Milano 26 Ottobre – Con una sinistra di governo che non sa fare di meglio della cattiva imitazione di un governo di destra e che, dopo la scomparsa del comunismo internazionale e la dissoluzione dell’Unione sovietica, è alla ricerca di un’identità culturale alternativa e sostituiva del marxismo-leninismo e di un ubi consistam per catturare l’elettorato moderato, si è aperto uno spazio per il berlusconismo.
La sinistra la smetta, con Renzi, di promettere riforme, compresa la riduzione della pressione fiscale, che poi non fa. Le faccia sul serio queste benedette riforme!
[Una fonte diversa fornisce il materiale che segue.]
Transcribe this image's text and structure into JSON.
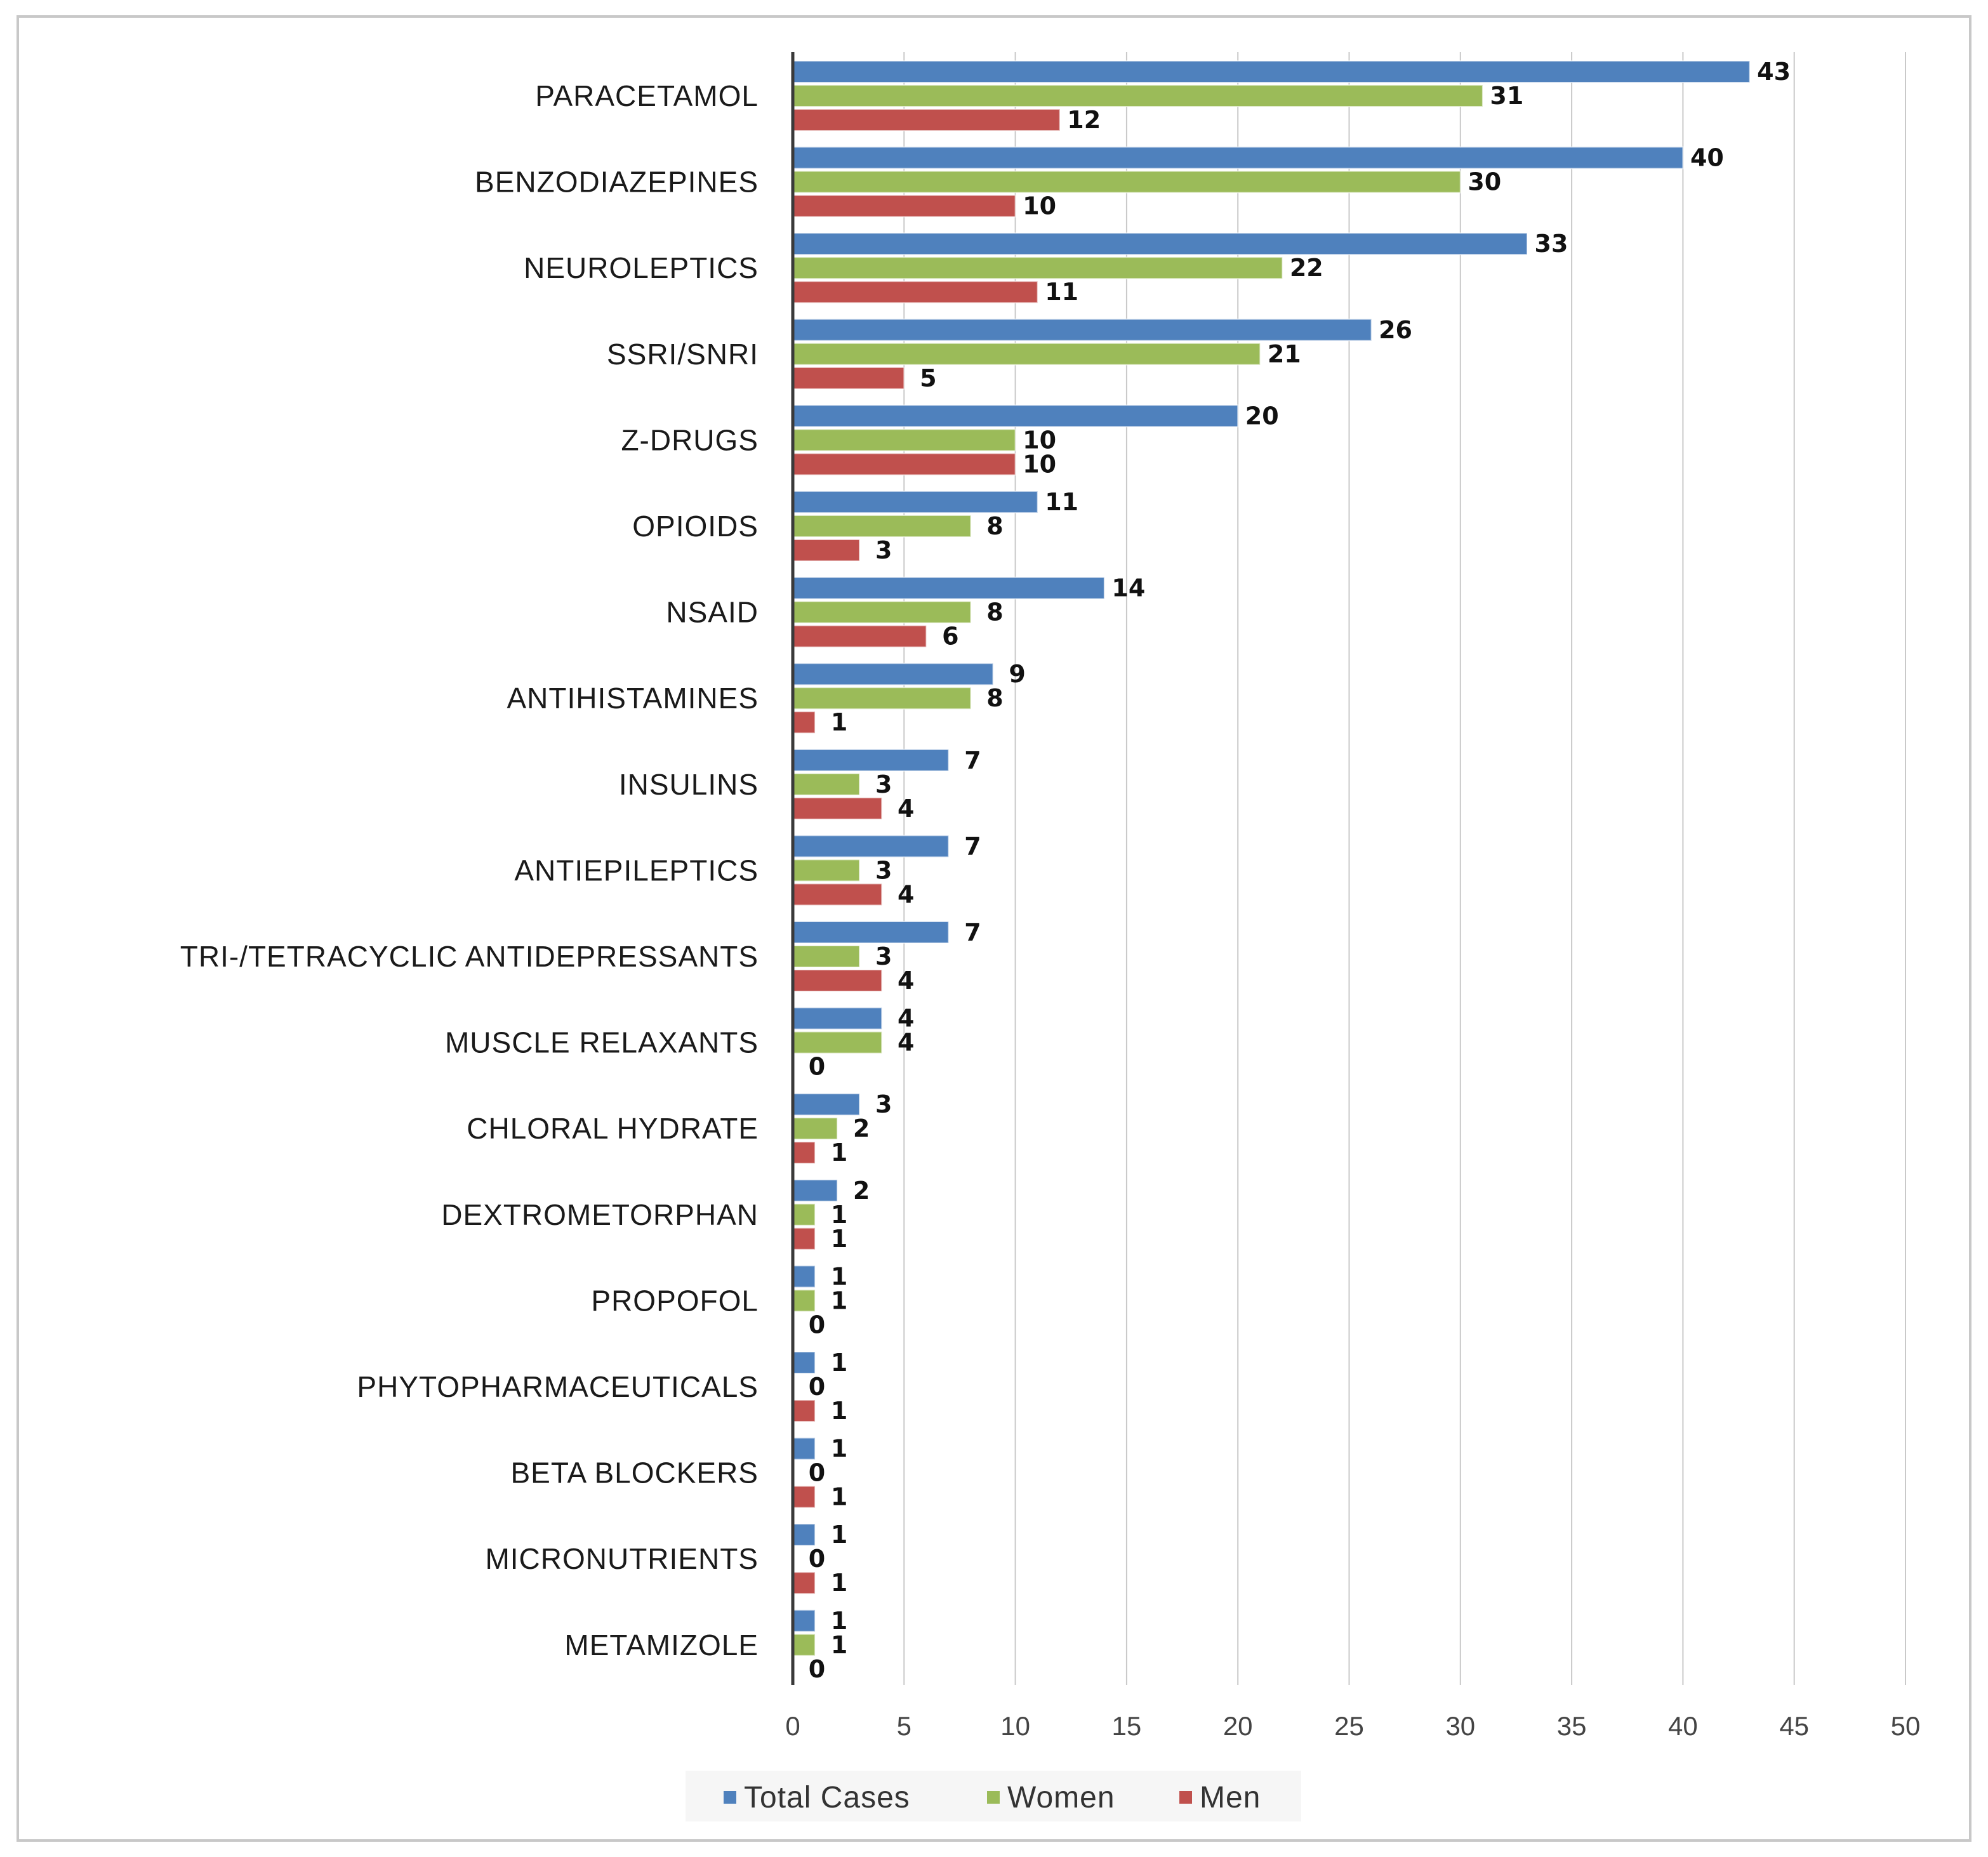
{
  "chart_data": {
    "type": "bar",
    "orientation": "horizontal",
    "categories": [
      "PARACETAMOL",
      "BENZODIAZEPINES",
      "NEUROLEPTICS",
      "SSRI/SNRI",
      "Z-DRUGS",
      "OPIOIDS",
      "NSAID",
      "ANTIHISTAMINES",
      "INSULINS",
      "ANTIEPILEPTICS",
      "TRI-/TETRACYCLIC ANTIDEPRESSANTS",
      "MUSCLE RELAXANTS",
      "CHLORAL HYDRATE",
      "DEXTROMETORPHAN",
      "PROPOFOL",
      "PHYTOPHARMACEUTICALS",
      "BETA BLOCKERS",
      "MICRONUTRIENTS",
      "METAMIZOLE"
    ],
    "series": [
      {
        "name": "Total Cases",
        "color": "#4f81bd",
        "values": [
          43,
          40,
          33,
          26,
          20,
          11,
          14,
          9,
          7,
          7,
          7,
          4,
          3,
          2,
          1,
          1,
          1,
          1,
          1
        ]
      },
      {
        "name": "Women",
        "color": "#9bbb59",
        "values": [
          31,
          30,
          22,
          21,
          10,
          8,
          8,
          8,
          3,
          3,
          3,
          4,
          2,
          1,
          1,
          0,
          0,
          0,
          1
        ]
      },
      {
        "name": "Men",
        "color": "#c0504d",
        "values": [
          12,
          10,
          11,
          5,
          10,
          3,
          6,
          1,
          4,
          4,
          4,
          0,
          1,
          1,
          0,
          1,
          1,
          1,
          0
        ]
      }
    ],
    "xlim": [
      0,
      50
    ],
    "xticks": [
      0,
      5,
      10,
      15,
      20,
      25,
      30,
      35,
      40,
      45,
      50
    ],
    "grid": "vertical",
    "legend_position": "bottom",
    "data_labels": true
  }
}
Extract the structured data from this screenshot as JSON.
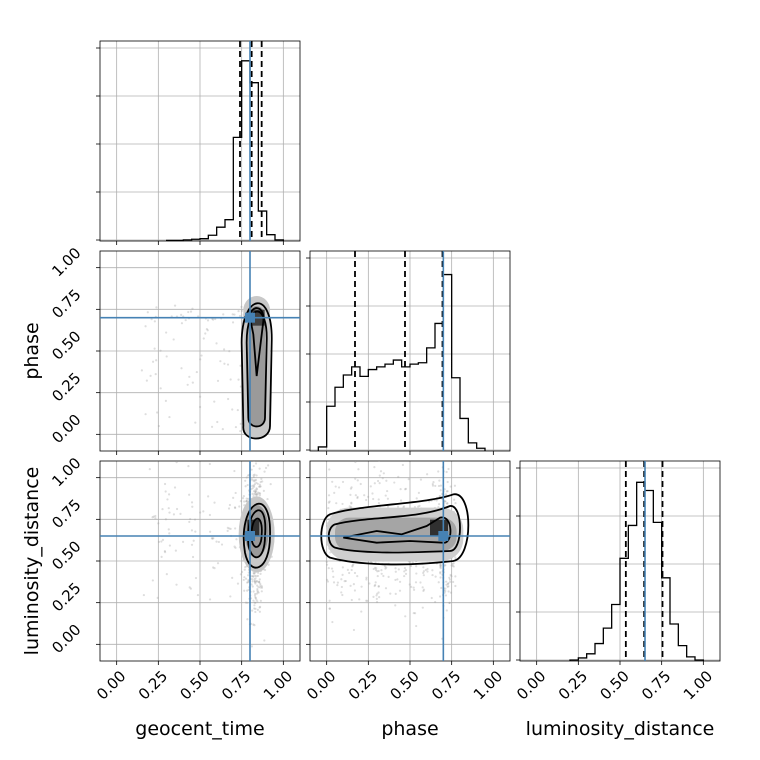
{
  "chart_data": {
    "type": "corner",
    "parameters": [
      "geocent_time",
      "phase",
      "luminosity_distance"
    ],
    "tick_labels": [
      "0.00",
      "0.25",
      "0.50",
      "0.75",
      "1.00"
    ],
    "ticks": [
      0,
      0.25,
      0.5,
      0.75,
      1.0
    ],
    "range": [
      -0.1,
      1.1
    ],
    "truths": {
      "geocent_time": 0.8,
      "phase": 0.7,
      "luminosity_distance": 0.65
    },
    "quantiles": {
      "geocent_time": [
        0.74,
        0.81,
        0.87
      ],
      "phase": [
        0.17,
        0.47,
        0.695
      ],
      "luminosity_distance": [
        0.535,
        0.645,
        0.755
      ]
    },
    "histograms": {
      "geocent_time": {
        "edges": [
          0.3,
          0.35,
          0.4,
          0.45,
          0.5,
          0.55,
          0.6,
          0.65,
          0.7,
          0.75,
          0.8,
          0.85,
          0.9,
          0.95,
          1.0
        ],
        "counts": [
          1,
          1,
          2,
          3,
          4,
          10,
          24,
          37,
          180,
          313,
          275,
          52,
          11,
          2
        ],
        "ymax": 330
      },
      "phase": {
        "edges": [
          -0.05,
          0.0,
          0.05,
          0.1,
          0.15,
          0.2,
          0.25,
          0.3,
          0.35,
          0.4,
          0.45,
          0.5,
          0.55,
          0.6,
          0.65,
          0.7,
          0.75,
          0.8,
          0.85,
          0.9,
          0.95
        ],
        "counts": [
          3,
          33,
          47,
          56,
          62,
          55,
          60,
          62,
          64,
          67,
          62,
          64,
          65,
          76,
          94,
          130,
          54,
          24,
          6,
          2
        ],
        "ymax": 140
      },
      "luminosity_distance": {
        "edges": [
          0.2,
          0.25,
          0.3,
          0.35,
          0.4,
          0.45,
          0.5,
          0.55,
          0.6,
          0.65,
          0.7,
          0.75,
          0.8,
          0.85,
          0.9,
          0.95,
          1.0
        ],
        "counts": [
          1,
          3,
          7,
          17,
          32,
          55,
          100,
          132,
          174,
          166,
          135,
          81,
          36,
          15,
          4,
          1
        ],
        "ymax": 185
      }
    },
    "panels_2d": [
      {
        "x": "geocent_time",
        "y": "phase",
        "center": [
          0.84,
          0.7
        ]
      },
      {
        "x": "geocent_time",
        "y": "luminosity_distance",
        "center": [
          0.82,
          0.7
        ]
      },
      {
        "x": "phase",
        "y": "luminosity_distance",
        "center": [
          0.68,
          0.7
        ]
      }
    ],
    "colors": {
      "truth": "#4682b4",
      "contour": "#000000",
      "points": "#a0a0a0",
      "grid": "#b0b0b0"
    }
  }
}
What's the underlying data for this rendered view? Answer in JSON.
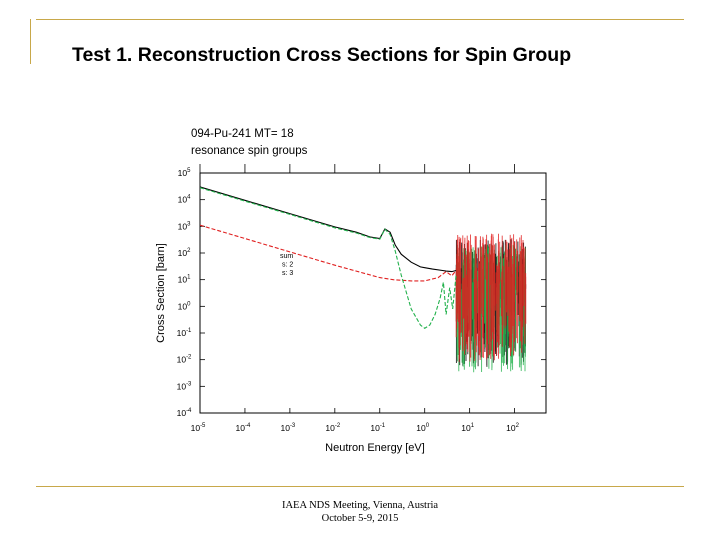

Sul fronte berlusconiano, ci sarebbe ugualmente bisogno di una forte cultura liberale che individuasse e proponesse «una certa idea dell’Italia» contraria allo statalismo e al dirigismo egemoni e capace di inserire il nostro Paese fra quelli capitalisti e di mercato dell’Occidente. A destra, la concentrazione della leadership in una sola persona, invocata a ogni elezione per vincerla, e l’esclusione degli intellettuali che, nel 1994, avevano aderito a Forza Italia e individuato in Berlusconi il proprio leader, ha svuotato il berlusconismo (ora sostituito, trasformisticamente da sinistra col renzismo) eliminando ogni ipotesi di alternativa liberale. Così il sistema politico si è ridotto a una perenne vigilia elettorale priva anche solo di una parvenza di cultura degna di un Paese occidentale.
Dalla tv e dalla lettura dei giornali, l’Italia appare senza uno straccio di proposta alternativa a quella della sinistra orfana dal Partito comunista. È l’effetto della crisi culturale in cui è piombata l’Italia, la cui scuola programmaticamente dominata da reduci ex comunisti, non ancora definitivamente postcomunisti, non ha prodotto una credibile classe dirigente. Il Pci, entrato in crisi con la dissoluzione dell’Urss e la scomparsa del comunismo internazionale, ha generato una classe dirigente priva di una decente identità che non sia il rimpianto dello Stato guida da imitare.
Il berlusconismo si era ridotto all’anticipazione del renzismo, promettendo riforme che poi non aveva fatto, e limitandosi alla leadership personale del suo fondatore, che è imprenditore capace, ma come uomo politico è troppo fragile; da destra, Berlusconi lo si invoca alla vigilia di ogni elezione, come il leader che la farà vincere, ma palesemente anche non in grado di promettere un governo culturalmente capace. Così, la sinistra, con un’operazione trasformistica, si è inventata, con Renzi, una cattiva parodia di Berlusconi, conquistando parte del ceto medio, sempre alla ricerca dell’«uomo forte» che decida le riforme delle quali ha bisogno il Paese. Ma il renzismo sta fallendo, anche come «uomo solo al comando», soffocato dalle molte promesse non attuate, e all’opposizione c’è, anche lì, «un uomo solo al comando»; che magari fa vincere le elezioni, ma in seguito non pare in grado di proporre, in assenza di una cultura concretamente liberale, altro che la propria leadership. Di cultura politica moderna, occidentale per non dire liberale – a destra come a sinistra -, manco parlarne. Il Paese regredisce, il renzismo propone riforme che non fa e una leadership personale, vagamente autoritaria, che assomiglia troppo al mussolinismo del ’22 per non inquietare.
Caro Berlusconi, se lo lasci dire da chi non vota né a destra né a sinistra, perché non ci vede alternative appena appena credibili: da imprenditore di successo, immagini che l’Italia sia una sorta di grande televisione; imponga la sua leadership solo per far nascere una classe dirigente e le lasci da dirigere Forza Italia e, magari, domani, il governo. Come imprenditore, lei è naturalmente un accentratore e, a quanto credo di aver capito, anche sufficientemente vanitoso da non lasciare spazio a nessuno. Ma in politica l’accentramento in una sola persona della capacità di leadership, per non parlare di quella di governo, è fragile e persino dannosa, come già si è visto. Non le suggerisco di farsi da parte, ci mancherebbe; solo di fare tesoro della sua felice esperienza e delle sue indubbie capacità imprenditoriali per creare una classe dirigente degna di questo nome. Non prometto di votare Forza Italia, ma almeno avrei un po’ più di fiducia nel mio Paese.